Not surprisingly, there’s been little movement in salary levels over the past 12 months, with a 4 per cent year-on-year increase being the best most creatives working in London can expect. Ironically, we publish these findings in an issue that contains the best spread of recruitment ads for well over a year.
The shock for many will be the news that pay is rising at a higher rate outside the capital, where competition for jobs is highest. But wherever you work in the UK, the healthiest positions in design – from a pay perspective – appear to be sales executive and project manager.
What is surprising is that pay levels haven’t actually fallen, given the downturn in design workloads over recent months. Management experts such as Willott Kingston Smith accountant Amanda Merron and Ticegroup chairman Ian Cochrane have been warning consultancies about overly high staffing costs for a couple of years and many groups have subsequently reduced staff numbers significantly.
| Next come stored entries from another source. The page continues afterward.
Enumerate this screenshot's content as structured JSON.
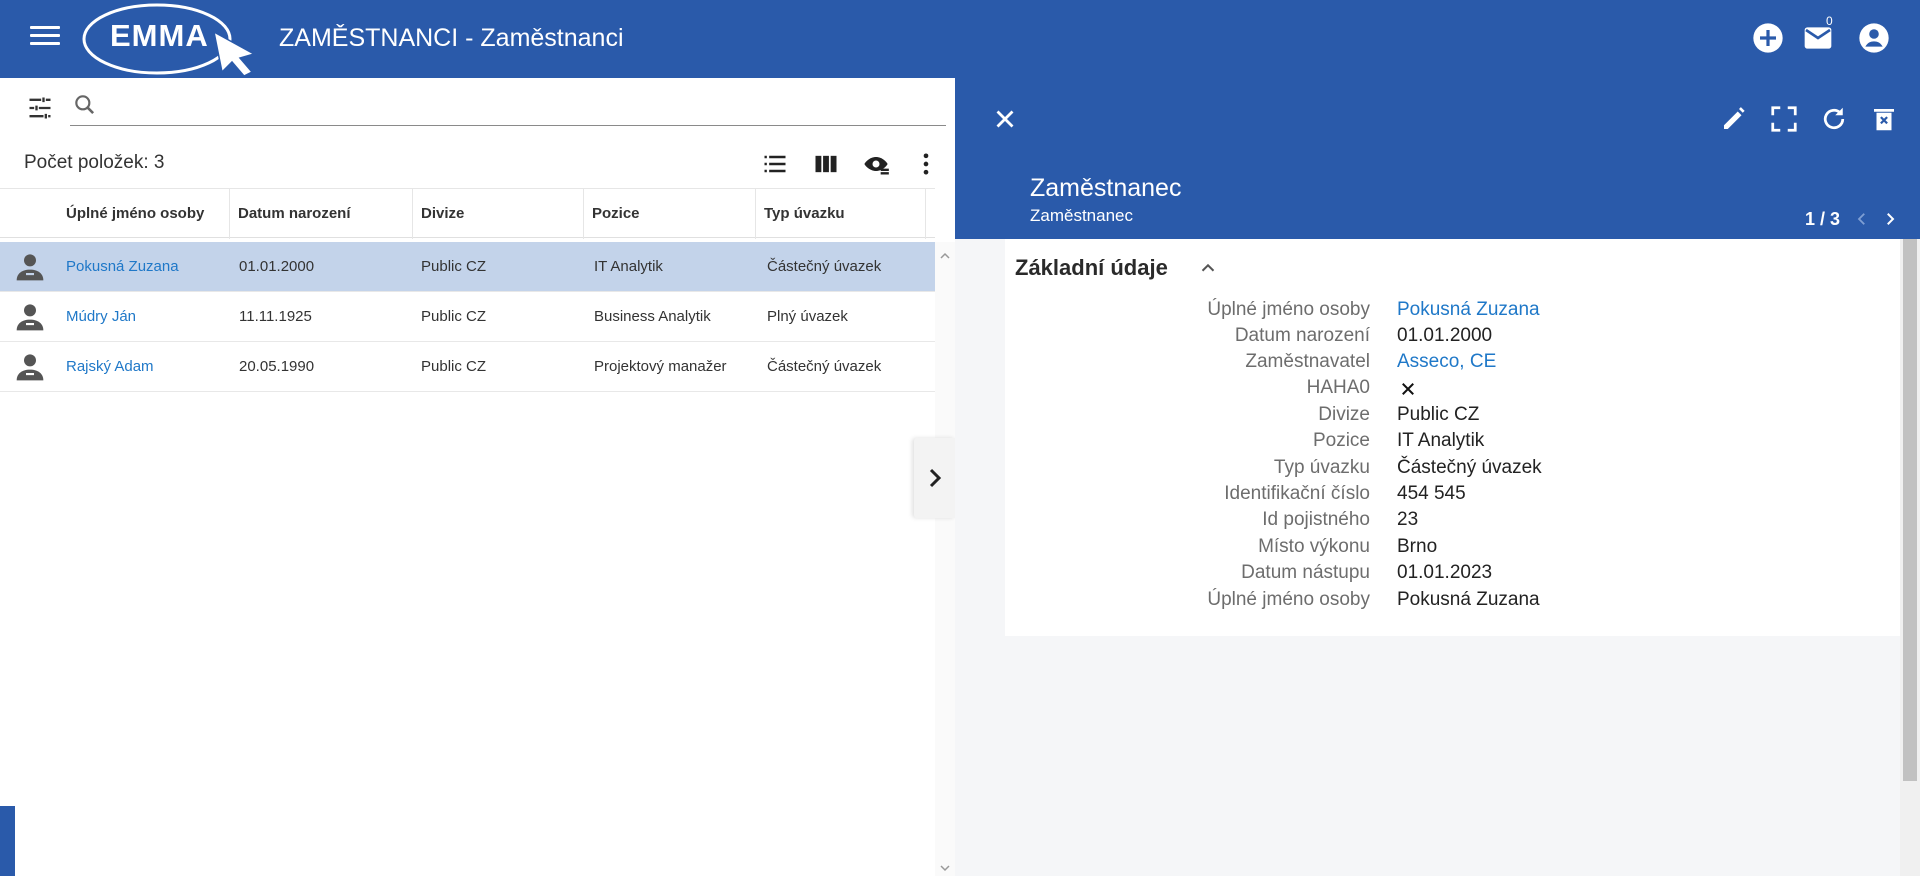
{
  "header": {
    "logo_text": "EMMA",
    "title": "ZAMĚSTNANCI - Zaměstnanci",
    "mail_count": "0",
    "icons": [
      "menu-icon",
      "add-circle-icon",
      "mail-icon",
      "account-circle-icon"
    ],
    "background": "#2a5aaa"
  },
  "list": {
    "search_placeholder": "",
    "count_label": "Počet položek: 3",
    "tool_icons": [
      "list-view-icon",
      "columns-icon",
      "visibility-settings-icon",
      "more-vertical-icon"
    ],
    "columns": [
      "Úplné jméno osoby",
      "Datum narození",
      "Divize",
      "Pozice",
      "Typ úvazku"
    ],
    "rows": [
      {
        "name": "Pokusná Zuzana",
        "birth": "01.01.2000",
        "division": "Public CZ",
        "position": "IT Analytik",
        "contract": "Částečný úvazek",
        "selected": true
      },
      {
        "name": "Múdry Ján",
        "birth": "11.11.1925",
        "division": "Public CZ",
        "position": "Business Analytik",
        "contract": "Plný úvazek",
        "selected": false
      },
      {
        "name": "Rajský Adam",
        "birth": "20.05.1990",
        "division": "Public CZ",
        "position": "Projektový manažer",
        "contract": "Částečný úvazek",
        "selected": false
      }
    ]
  },
  "detail": {
    "title": "Zaměstnanec",
    "subtitle": "Zaměstnanec",
    "pager": "1 / 3",
    "icons": [
      "close-icon",
      "edit-icon",
      "fullscreen-icon",
      "refresh-icon",
      "delete-icon"
    ],
    "section_title": "Základní údaje",
    "fields": [
      {
        "label": "Úplné jméno osoby",
        "value": "Pokusná Zuzana",
        "link": true
      },
      {
        "label": "Datum narození",
        "value": "01.01.2000",
        "link": false
      },
      {
        "label": "Zaměstnavatel",
        "value": "Asseco, CE",
        "link": true
      },
      {
        "label": "HAHA0",
        "value": "",
        "icon": "x-icon"
      },
      {
        "label": "Divize",
        "value": "Public CZ",
        "link": false
      },
      {
        "label": "Pozice",
        "value": "IT Analytik",
        "link": false
      },
      {
        "label": "Typ úvazku",
        "value": "Částečný úvazek",
        "link": false
      },
      {
        "label": "Identifikační číslo",
        "value": "454 545",
        "link": false
      },
      {
        "label": "Id pojistného",
        "value": "23",
        "link": false
      },
      {
        "label": "Místo výkonu",
        "value": "Brno",
        "link": false
      },
      {
        "label": "Datum nástupu",
        "value": "01.01.2023",
        "link": false
      },
      {
        "label": "Úplné jméno osoby",
        "value": "Pokusná Zuzana",
        "link": false
      }
    ]
  }
}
Of course, there is always a shortage of top talent, even when the number of applicants you can expect for any job is at a high, and consultancy heads have to be prepared to pay to get the best. But gone are the days of the super salaries that we saw in design at the turn of the century, particularly in digital design.
Salaries are, though, increasingly only a part of an acceptable remuneration package, which is why this year we highlight other perks (see feature, page 22). While everyone has rent to pay, there are ways other than cash to motivate staff and ensure their loyalty, especially at the top end of the scale.
Sir Martin Sorrell is among those in favour of ‘flexible’ remuneration deals, while others advocate more flexible working hours. I would argue that performance-related bonuses, above a cost of living increase, are a good way of rewarding merit. They entail a feelgood factor, and setting out shared objectives to be met to earn it instils the idea of measuring effectiveness – a good thing for anyone in design.
However, the key is to offer the right pay for the job and to consider other perks as an add-on. A combination of the two is likely to keep staff motivated and secure and, as everyone in design knows, you’re only as good as your people.